LA VISITA
Ernst Ferdinand Oehme, pintor aleman (1797-1855) - Procesión en
la niebla -detalle
El aire
vespertino, con su moho habitual y sus irisadas pelambres, nos reclamaban la
piel; las manos entumecidas de tanto temblor, ya apagadas, sólo esperaban que
la noche nos descubriera con los ojos abiertos al amanecer. Los celajes
de antaño no volverían jamás, sólo son un cobrizo restañado en los ojos
de los lugareños que aún persisten en su inocencia de creer que serán
redimidos. Nadie, salvo ese hombre que apareció como un fantasma salido de la
niebla, pálido, de una palidez que no puedo anunciar en este momento (pues
median unos sesenta años entre aquel tiempo y éste que ahora atraviesa como un
relámpago mi memoria) podría reunir tanta fe en la salvación del niño que
apretaba con dulce dolor en su pecho.
Llegó, ciertamente
al lugar adecuado. La casa de Blas Morillo era tenida como esperanza de los
oprimidos, de los desahuciados, de los sin pan y sobre todo de aquellos que en
hora extrema esperaban un aliento de vida.

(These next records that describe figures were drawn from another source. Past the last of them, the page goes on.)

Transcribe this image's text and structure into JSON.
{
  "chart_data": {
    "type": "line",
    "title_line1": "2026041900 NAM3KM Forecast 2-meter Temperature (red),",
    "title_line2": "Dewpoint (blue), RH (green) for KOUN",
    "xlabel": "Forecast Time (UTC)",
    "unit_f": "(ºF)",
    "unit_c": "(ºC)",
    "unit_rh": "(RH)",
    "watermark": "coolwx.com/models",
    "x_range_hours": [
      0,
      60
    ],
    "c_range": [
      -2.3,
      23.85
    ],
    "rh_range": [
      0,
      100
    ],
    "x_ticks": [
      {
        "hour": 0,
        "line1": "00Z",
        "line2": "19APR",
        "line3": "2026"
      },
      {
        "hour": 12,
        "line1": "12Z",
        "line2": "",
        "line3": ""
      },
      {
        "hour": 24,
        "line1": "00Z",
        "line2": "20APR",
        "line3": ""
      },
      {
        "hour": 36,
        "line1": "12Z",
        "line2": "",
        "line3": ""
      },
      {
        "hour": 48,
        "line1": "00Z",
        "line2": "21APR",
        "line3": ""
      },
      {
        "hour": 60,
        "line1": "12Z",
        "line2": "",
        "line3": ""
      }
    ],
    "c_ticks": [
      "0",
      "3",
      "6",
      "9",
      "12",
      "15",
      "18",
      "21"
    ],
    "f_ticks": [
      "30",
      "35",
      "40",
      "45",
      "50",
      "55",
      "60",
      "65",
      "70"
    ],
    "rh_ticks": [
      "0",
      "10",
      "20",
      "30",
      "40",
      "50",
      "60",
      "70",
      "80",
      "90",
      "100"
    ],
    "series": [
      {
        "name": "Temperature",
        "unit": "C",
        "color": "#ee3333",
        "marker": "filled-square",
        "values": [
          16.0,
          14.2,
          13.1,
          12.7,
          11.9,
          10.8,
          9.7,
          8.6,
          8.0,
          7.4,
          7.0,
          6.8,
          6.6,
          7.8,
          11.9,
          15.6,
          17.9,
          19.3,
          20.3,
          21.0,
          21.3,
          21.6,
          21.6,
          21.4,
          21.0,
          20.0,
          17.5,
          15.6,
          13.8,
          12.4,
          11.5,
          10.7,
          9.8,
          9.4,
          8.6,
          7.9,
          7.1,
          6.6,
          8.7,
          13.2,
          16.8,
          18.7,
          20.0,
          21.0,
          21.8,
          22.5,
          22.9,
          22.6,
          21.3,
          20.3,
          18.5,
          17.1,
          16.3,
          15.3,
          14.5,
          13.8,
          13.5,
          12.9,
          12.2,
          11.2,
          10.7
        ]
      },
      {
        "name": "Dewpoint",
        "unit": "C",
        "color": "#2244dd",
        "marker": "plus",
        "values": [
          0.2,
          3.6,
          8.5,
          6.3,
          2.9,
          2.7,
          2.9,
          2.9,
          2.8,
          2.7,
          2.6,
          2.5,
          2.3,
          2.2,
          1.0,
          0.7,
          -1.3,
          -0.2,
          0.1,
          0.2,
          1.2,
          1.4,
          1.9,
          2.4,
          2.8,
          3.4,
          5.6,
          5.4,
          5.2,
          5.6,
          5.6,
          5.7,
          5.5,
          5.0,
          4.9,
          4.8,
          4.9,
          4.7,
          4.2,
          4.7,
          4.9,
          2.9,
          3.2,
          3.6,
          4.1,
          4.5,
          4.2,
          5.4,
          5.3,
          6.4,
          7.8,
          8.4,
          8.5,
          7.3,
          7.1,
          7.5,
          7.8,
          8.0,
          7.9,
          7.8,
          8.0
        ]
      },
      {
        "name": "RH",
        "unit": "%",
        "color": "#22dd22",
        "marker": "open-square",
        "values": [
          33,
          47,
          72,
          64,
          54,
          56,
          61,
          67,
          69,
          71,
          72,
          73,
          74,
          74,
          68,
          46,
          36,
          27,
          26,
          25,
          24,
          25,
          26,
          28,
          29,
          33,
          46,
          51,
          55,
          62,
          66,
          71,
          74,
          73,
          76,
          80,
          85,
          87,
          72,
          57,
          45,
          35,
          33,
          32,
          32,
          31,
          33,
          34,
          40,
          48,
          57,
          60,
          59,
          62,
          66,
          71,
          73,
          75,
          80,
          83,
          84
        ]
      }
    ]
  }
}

María Oliva, hija de Blas (mi madre)
tomó al infante en sus brazos y se marchó apresurada al dispensario, la
sombra del padre la seguía, parecía aquel hombre un saltimbanqui
pues oscilaba con cada golpe de niebla, y el niño aún respiraba –no he de
narrar cómo eran aquellos días de fatalidad y mísera existencia en la provincia.
Arturo Gordon, Pintor chileno (1883-1944) - El velorio del angelito.
No sé cuántas
horas transcurrieron. Pero ya era de noche cuando mi madre, flagelada por el
dolor y las lágrimas, comenzó a dar noticias, y las mujeres de la casa también
lloraron. Buscaron un mínimo ataúd, lo colocaron en la sala y fue un
pesebre de flores rutilantes a la luz de las velas. No sé qué se hizo el
hombre, no aparece en mi memoria, confieso que lo he buscado pero mi esfuerzo
ha sido inútil; es posible que el miedo y la pobreza que lo acompañaban le
hicieran desistir de sus esperanzas; también, que como una sombra, hubiese
permanecido silente ante el espectáculo, ahora apagado por las opacas miradas
de los vecinos y circunstantes.
Recuerdo, sí, como
si hubiese sido en este instante, la voz y la mirada de mi madre.
– No tarda
en llegar la madre de este angelito, Yo hablaré con ella –me dijo, y yo no
entendía el porqué las mujeres y el abuelo andaban desesperados–. Es preciso
–recalcó– que pueda atenderla y descubrirle lentamente lo ocurrido con su hijo.
Llegó la mujer,
temblorosa, como sacudida por aquella ventisca decembrina; su rostro aún
iluminado por la fuerza de las montañas impregnaba el cuadro de una extraña
fantasía que yo no lograba definir. Era tan hermosa, como una flor del
campo amparada por el tardo roció de un lejano día en las calles del pueblo.
–Señora –le dije,
con la ingenuidad terrible de quien no había conocido el rostro de la muerte,
pues la palabra “angelito” daba un giro en mi mente, y los dibujos, las
acuarelas en la biblioteca y de las fugaces imágenes recortadas a
contraluz en los vitrales de la iglesia, aparecía ahora con la voracidad de una
río crecido–, no se preocupe su hijo está bien cuidado, está en la sala y hay
un jardín a su lado.
El grito
desgarrado de la mujer, la mujer en el desamparo más absoluto, abrió su dolor y
corrió por los montes, retumbó por las paredes, se anidó en todos, y
sobre todo en mi corazón porque aún lo escucho en las noches de invierno.